A Fraudulent Campaign.
For a long time in the campaign leading up to the referendum, the remain campaign pointed out that many of the leave campaigns claims were either based on questionable evidence or simply untrue. We now know this to be true.
We have seen the economic impacts just in these first few hours and days. Leading leave campaigners have themselves admitted that they lied about funding for the NHS and about being able to reduce immigration. They are also now desperately trying to delay leaving the EU to give them time to sort out their own mess.
This brings me to these points:
1. Voters were lied to. This, I believe, is fraud and it is my firm opinion that members of the leave campaign should face criminal charges for it.
2. A significant number of people who voted leave are not going to get in reality what they thought they were voting for.
What do you mean my vote actually counts?
I can honestly scarcely believe I’m having to say this, but it seems that many people didn’t understand that in a referendum votes are simply added up and counted. What this means is that, unlike in many areas of the UK in a general election, your vote actually counts equally with everyone else’s.
Shocking I know.
Well, not really. But apparently many people were.

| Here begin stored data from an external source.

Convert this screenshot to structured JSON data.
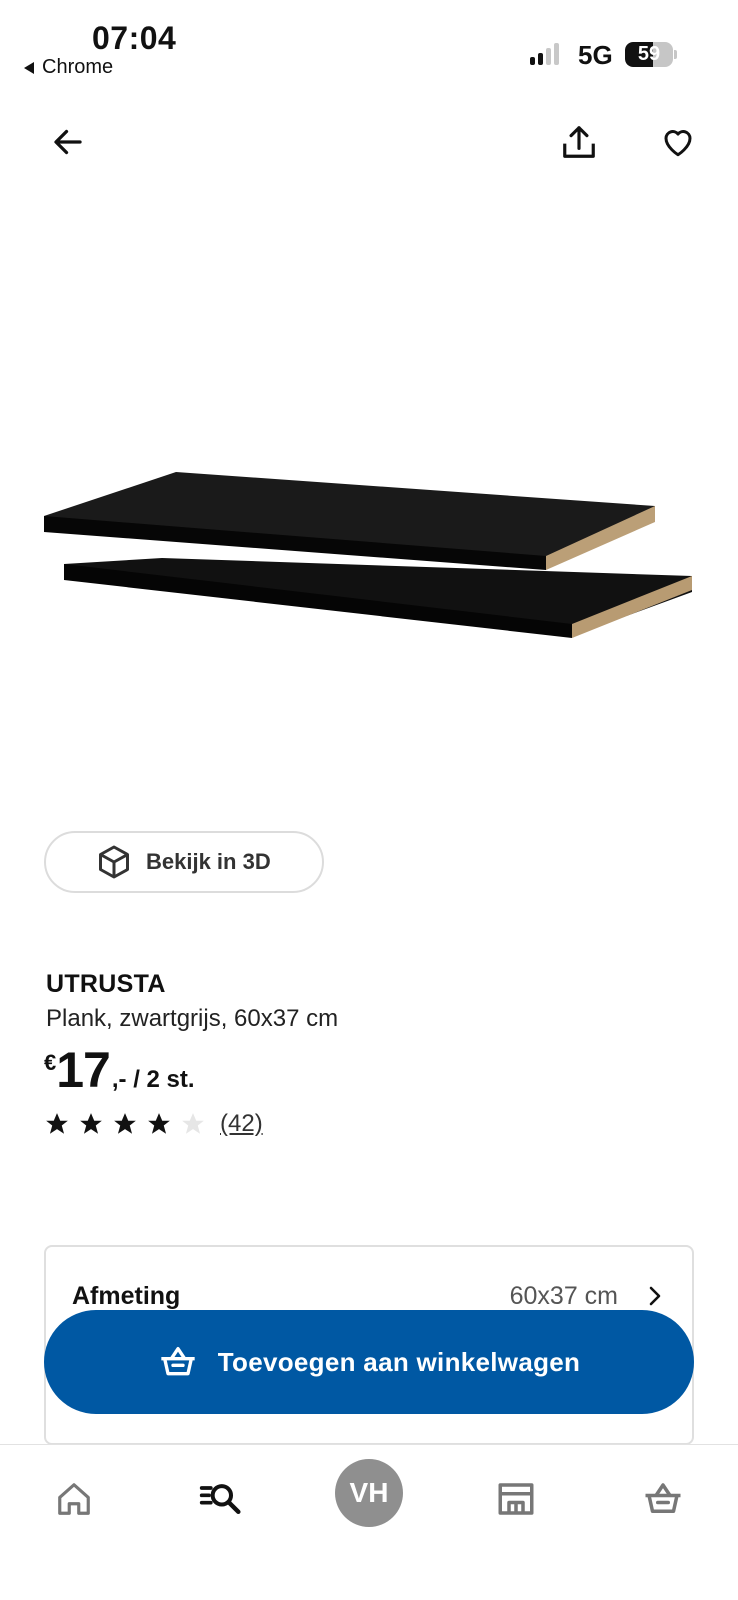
{
  "status_bar": {
    "time": "07:04",
    "back_app": "Chrome",
    "network": "5G",
    "battery": "59",
    "battery_level": 0.59
  },
  "nav": {
    "back_icon": "arrow-left-icon",
    "share_icon": "share-icon",
    "favorite_icon": "heart-icon"
  },
  "product": {
    "image_icon": "shelves-product-image",
    "view_3d_label": "Bekijk in 3D",
    "name": "UTRUSTA",
    "description": "Plank, zwartgrijs, 60x37 cm",
    "price_currency": "€",
    "price_amount": "17",
    "price_suffix": ",- / 2 st.",
    "rating": 4,
    "rating_max": 5,
    "review_count": "(42)"
  },
  "options": [
    {
      "label": "Afmeting",
      "value": "60x37 cm"
    }
  ],
  "cart_button": {
    "label": "Toevoegen aan winkelwagen",
    "color": "#0058a3"
  },
  "bottom_nav": {
    "profile_initials": "VH",
    "items": [
      "home-icon",
      "search-icon",
      "profile-avatar",
      "store-icon",
      "cart-icon"
    ]
  }
}
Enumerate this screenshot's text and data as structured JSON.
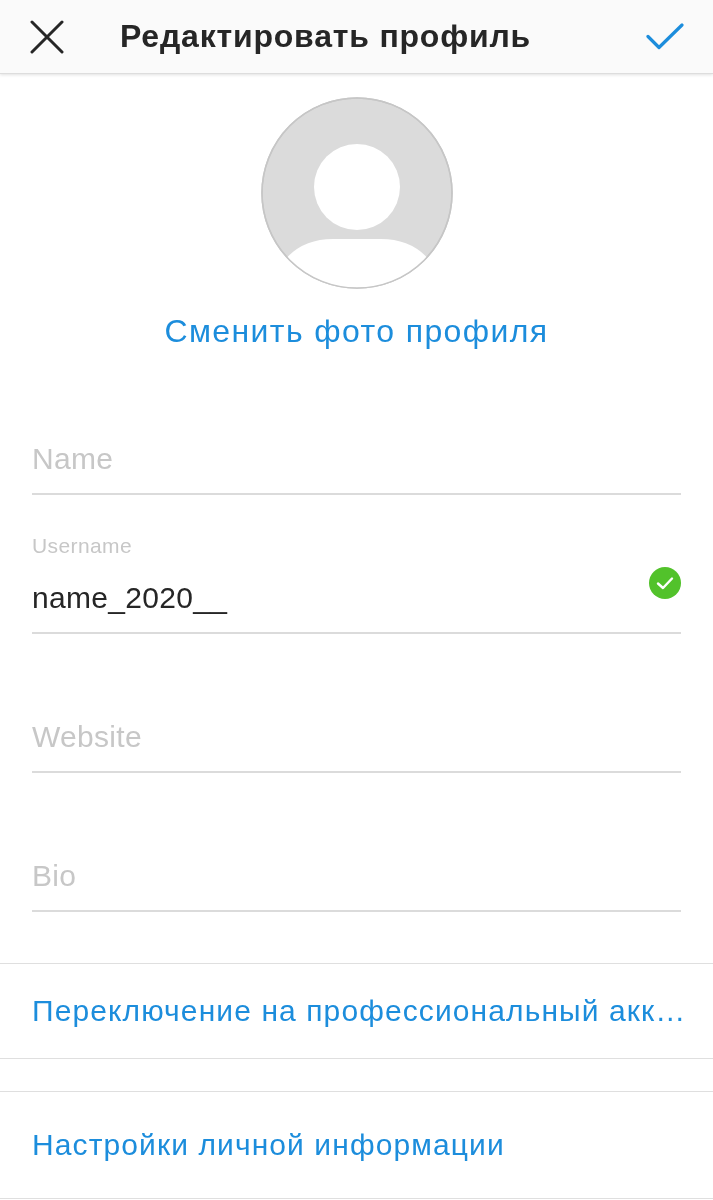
{
  "header": {
    "title": "Редактировать профиль"
  },
  "avatar": {
    "link": "Сменить фото профиля"
  },
  "fields": [
    {
      "placeholder": "Name"
    },
    {
      "label": "Username",
      "value": "name_2020__",
      "valid": true
    },
    {
      "placeholder": "Website"
    },
    {
      "placeholder": "Bio"
    }
  ],
  "links": [
    "Переключение на профессиональный акк…",
    "Настройки личной информации"
  ]
}
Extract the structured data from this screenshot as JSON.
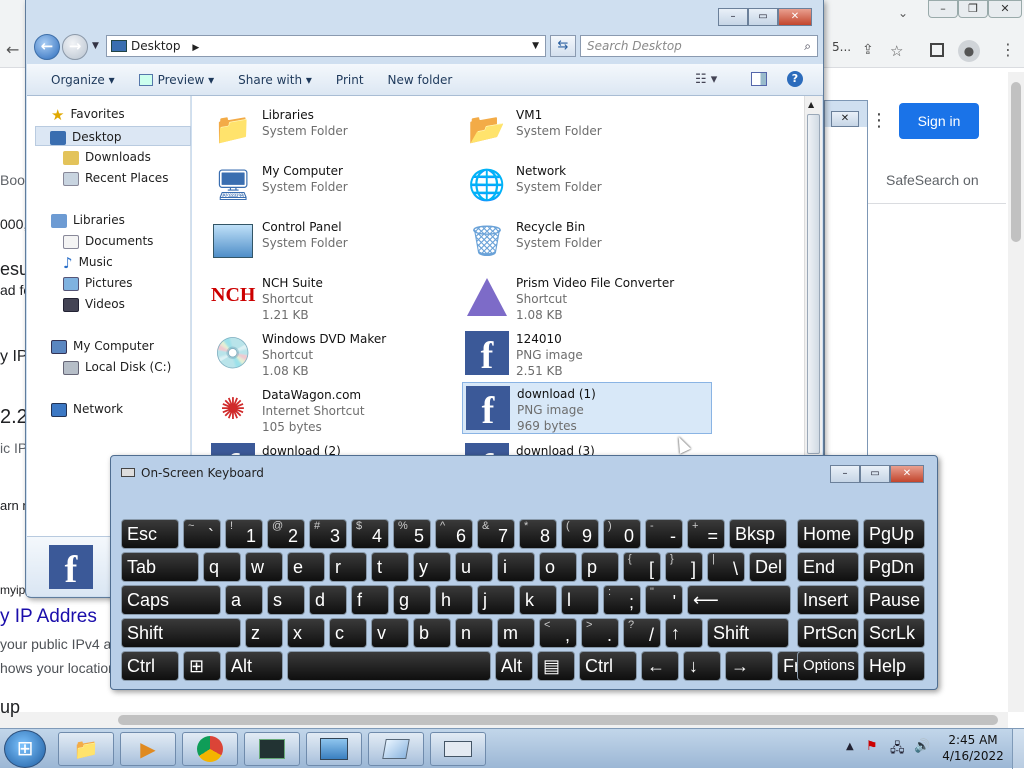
{
  "chrome": {
    "sign_in": "Sign in",
    "safesearch": "SafeSearch on",
    "left_fragments": [
      "Book",
      "000,",
      "esu",
      "ad fo",
      "y IP",
      "2.2.",
      "ic IP",
      "arn m",
      "myip",
      "y IP Addres",
      "your public IPv4 a",
      "hows your location",
      "up"
    ],
    "tab_partial": "5..."
  },
  "explorer": {
    "address": "Desktop",
    "search_placeholder": "Search Desktop",
    "toolbar": [
      "Organize ▾",
      "Preview ▾",
      "Share with ▾",
      "Print",
      "New folder"
    ],
    "nav": {
      "favorites": "Favorites",
      "desktop": "Desktop",
      "downloads": "Downloads",
      "recent": "Recent Places",
      "libraries": "Libraries",
      "documents": "Documents",
      "music": "Music",
      "pictures": "Pictures",
      "videos": "Videos",
      "computer": "My Computer",
      "localdisk": "Local Disk (C:)",
      "network": "Network"
    },
    "items": [
      {
        "name": "Libraries",
        "type": "System Folder",
        "size": ""
      },
      {
        "name": "VM1",
        "type": "System Folder",
        "size": ""
      },
      {
        "name": "My Computer",
        "type": "System Folder",
        "size": ""
      },
      {
        "name": "Network",
        "type": "System Folder",
        "size": ""
      },
      {
        "name": "Control Panel",
        "type": "System Folder",
        "size": ""
      },
      {
        "name": "Recycle Bin",
        "type": "System Folder",
        "size": ""
      },
      {
        "name": "NCH Suite",
        "type": "Shortcut",
        "size": "1.21 KB"
      },
      {
        "name": "Prism Video File Converter",
        "type": "Shortcut",
        "size": "1.08 KB"
      },
      {
        "name": "Windows DVD Maker",
        "type": "Shortcut",
        "size": "1.08 KB"
      },
      {
        "name": "124010",
        "type": "PNG image",
        "size": "2.51 KB"
      },
      {
        "name": "DataWagon.com",
        "type": "Internet Shortcut",
        "size": "105 bytes"
      },
      {
        "name": "download (1)",
        "type": "PNG image",
        "size": "969 bytes"
      },
      {
        "name": "download (2)",
        "type": "",
        "size": ""
      },
      {
        "name": "download (3)",
        "type": "",
        "size": ""
      }
    ]
  },
  "osk": {
    "title": "On-Screen Keyboard",
    "rows": [
      [
        [
          "Esc",
          ""
        ],
        [
          "~",
          "`"
        ],
        [
          "!",
          "1"
        ],
        [
          "@",
          "2"
        ],
        [
          "#",
          "3"
        ],
        [
          "$",
          "4"
        ],
        [
          "%",
          "5"
        ],
        [
          "^",
          "6"
        ],
        [
          "&",
          "7"
        ],
        [
          "*",
          "8"
        ],
        [
          "(",
          "9"
        ],
        [
          ")",
          "0"
        ],
        [
          "-",
          "-"
        ],
        [
          "+",
          "="
        ],
        [
          "Bksp",
          ""
        ],
        [
          "Home",
          ""
        ],
        [
          "PgUp",
          ""
        ]
      ],
      [
        [
          "Tab",
          ""
        ],
        [
          "q",
          ""
        ],
        [
          "w",
          ""
        ],
        [
          "e",
          ""
        ],
        [
          "r",
          ""
        ],
        [
          "t",
          ""
        ],
        [
          "y",
          ""
        ],
        [
          "u",
          ""
        ],
        [
          "i",
          ""
        ],
        [
          "o",
          ""
        ],
        [
          "p",
          ""
        ],
        [
          "{",
          "["
        ],
        [
          "}",
          "]"
        ],
        [
          "|",
          "\\"
        ],
        [
          "Del",
          ""
        ],
        [
          "End",
          ""
        ],
        [
          "PgDn",
          ""
        ]
      ],
      [
        [
          "Caps",
          ""
        ],
        [
          "a",
          ""
        ],
        [
          "s",
          ""
        ],
        [
          "d",
          ""
        ],
        [
          "f",
          ""
        ],
        [
          "g",
          ""
        ],
        [
          "h",
          ""
        ],
        [
          "j",
          ""
        ],
        [
          "k",
          ""
        ],
        [
          "l",
          ""
        ],
        [
          ":",
          ";"
        ],
        [
          "\"",
          "'"
        ],
        [
          "⟵",
          ""
        ],
        [
          "Insert",
          ""
        ],
        [
          "Pause",
          ""
        ]
      ],
      [
        [
          "Shift",
          ""
        ],
        [
          "z",
          ""
        ],
        [
          "x",
          ""
        ],
        [
          "c",
          ""
        ],
        [
          "v",
          ""
        ],
        [
          "b",
          ""
        ],
        [
          "n",
          ""
        ],
        [
          "m",
          ""
        ],
        [
          "<",
          ","
        ],
        [
          ">",
          "."
        ],
        [
          "?",
          "/"
        ],
        [
          "↑",
          ""
        ],
        [
          "Shift",
          ""
        ],
        [
          "PrtScn",
          ""
        ],
        [
          "ScrLk",
          ""
        ]
      ],
      [
        [
          "Ctrl",
          ""
        ],
        [
          "⊞",
          ""
        ],
        [
          "Alt",
          ""
        ],
        [
          "",
          ""
        ],
        [
          "Alt",
          ""
        ],
        [
          "▤",
          ""
        ],
        [
          "Ctrl",
          ""
        ],
        [
          "←",
          ""
        ],
        [
          "↓",
          ""
        ],
        [
          "→",
          ""
        ],
        [
          "Fn",
          ""
        ],
        [
          "Options",
          ""
        ],
        [
          "Help",
          ""
        ]
      ]
    ]
  },
  "taskbar": {
    "time": "2:45 AM",
    "date": "4/16/2022"
  }
}
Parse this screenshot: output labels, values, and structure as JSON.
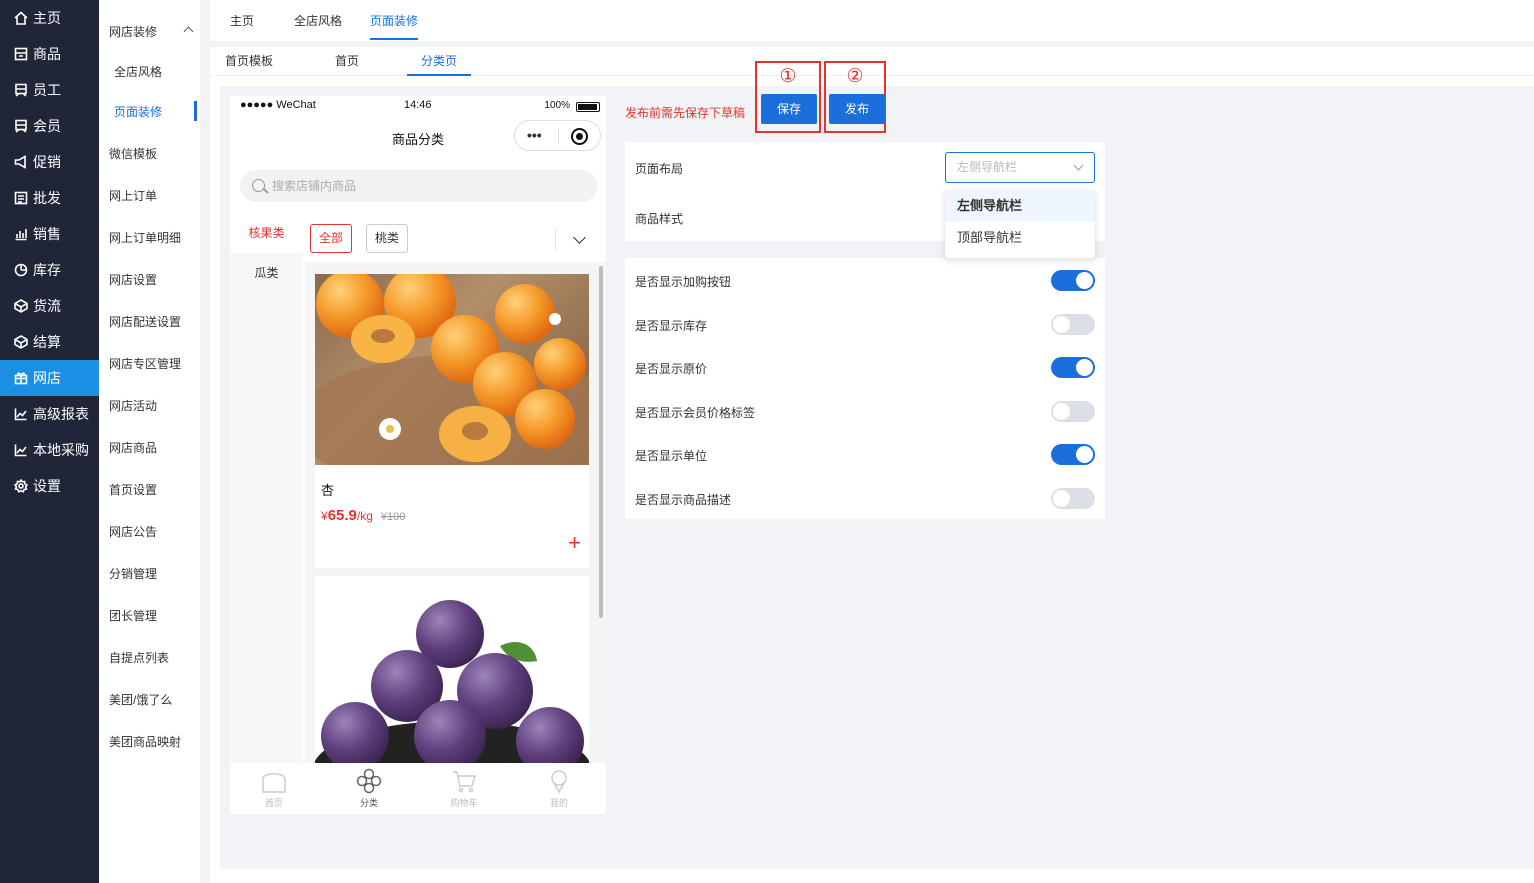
{
  "nav": [
    {
      "label": "主页",
      "icon": "home-icon"
    },
    {
      "label": "商品",
      "icon": "goods-icon"
    },
    {
      "label": "员工",
      "icon": "staff-icon"
    },
    {
      "label": "会员",
      "icon": "member-icon"
    },
    {
      "label": "促销",
      "icon": "promo-icon"
    },
    {
      "label": "批发",
      "icon": "wholesale-icon"
    },
    {
      "label": "销售",
      "icon": "sales-icon"
    },
    {
      "label": "库存",
      "icon": "stock-icon"
    },
    {
      "label": "货流",
      "icon": "cargo-icon"
    },
    {
      "label": "结算",
      "icon": "settle-icon"
    },
    {
      "label": "网店",
      "icon": "gift-icon",
      "active": true
    },
    {
      "label": "高级报表",
      "icon": "report-icon"
    },
    {
      "label": "本地采购",
      "icon": "purchase-icon"
    },
    {
      "label": "设置",
      "icon": "gear-icon"
    }
  ],
  "submenu": {
    "header": "网店装修",
    "items": [
      "全店风格",
      "页面装修",
      "微信模板",
      "网上订单",
      "网上订单明细",
      "网店设置",
      "网店配送设置",
      "网店专区管理",
      "网店活动",
      "网店商品",
      "首页设置",
      "网店公告",
      "分销管理",
      "团长管理",
      "自提点列表",
      "美团/饿了么",
      "美团商品映射"
    ],
    "active_index": 1
  },
  "top_tabs": [
    "主页",
    "全店风格",
    "页面装修"
  ],
  "sub_tabs": [
    "首页模板",
    "首页",
    "分类页"
  ],
  "phone": {
    "carrier": "●●●●● WeChat",
    "time": "14:46",
    "battery": "100%",
    "title": "商品分类",
    "capsule_dots": "•••",
    "search_placeholder": "搜索店铺内商品",
    "categories": [
      "核果类",
      "瓜类"
    ],
    "chips": [
      "全部",
      "桃类"
    ],
    "goods": [
      {
        "name": "杏",
        "currency": "¥",
        "price": "65.9",
        "unit": "/kg",
        "old_price": "¥100",
        "plus": "+"
      }
    ],
    "tabbar": [
      "首页",
      "分类",
      "购物车",
      "我的"
    ]
  },
  "notice": "发布前需先保存下草稿",
  "markers": [
    "①",
    "②"
  ],
  "buttons": {
    "save": "保存",
    "publish": "发布"
  },
  "layout_panel": {
    "layout_label": "页面布局",
    "layout_value": "左侧导航栏",
    "style_label": "商品样式",
    "options": [
      "左侧导航栏",
      "顶部导航栏"
    ]
  },
  "toggles": [
    {
      "label": "是否显示加购按钮",
      "on": true
    },
    {
      "label": "是否显示库存",
      "on": false
    },
    {
      "label": "是否显示原价",
      "on": true
    },
    {
      "label": "是否显示会员价格标签",
      "on": false
    },
    {
      "label": "是否显示单位",
      "on": true
    },
    {
      "label": "是否显示商品描述",
      "on": false
    }
  ],
  "colors": {
    "primary": "#1a6fdc",
    "accent_red": "#e5322d",
    "nav_bg": "#1f2637",
    "nav_active": "#1a8fe3"
  }
}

Before I take this point any further, if you voted to leave the EU and now wish you could change your mind; I have no sympathy for you at all. You should have taken the time to understand what you were doing.
That said, now that you do realise quite how important this is and how our system of democracy actually works, I think it’s only fair that you should be given another chance if you want one.
And finally, the impact.
I think we can tell, just take a look at social media or the TV news, that this issue has completely divided public opinion. That’s fantastic. For once, people of all ages are interested in and talking about the political and democratic process.
The impact of a decision – whatever it is – about the future place of our country in Europe and in the world is immense. We’ve experienced a taste of that over the last 48 hours.
The British public has finally, albeit not in the way anyone would have wanted, woken up to the facts of this situation, I believe that the best, safest, fairest and most democratic option we can take as a country right now is to use this opportunity. We can give everyone the chance to have a free, open and honest public debate about all of the issues.
Then, in a few weeks, have one more vote to decide the issue finally once and for all. A vote where everyone understands the issues, and the potential impacts and effects. A ballot where everyone realises that their vote really will count.
And a referendum after which everyone, for those very reasons, will be able to accept the final result. Whatever it might turn out to be.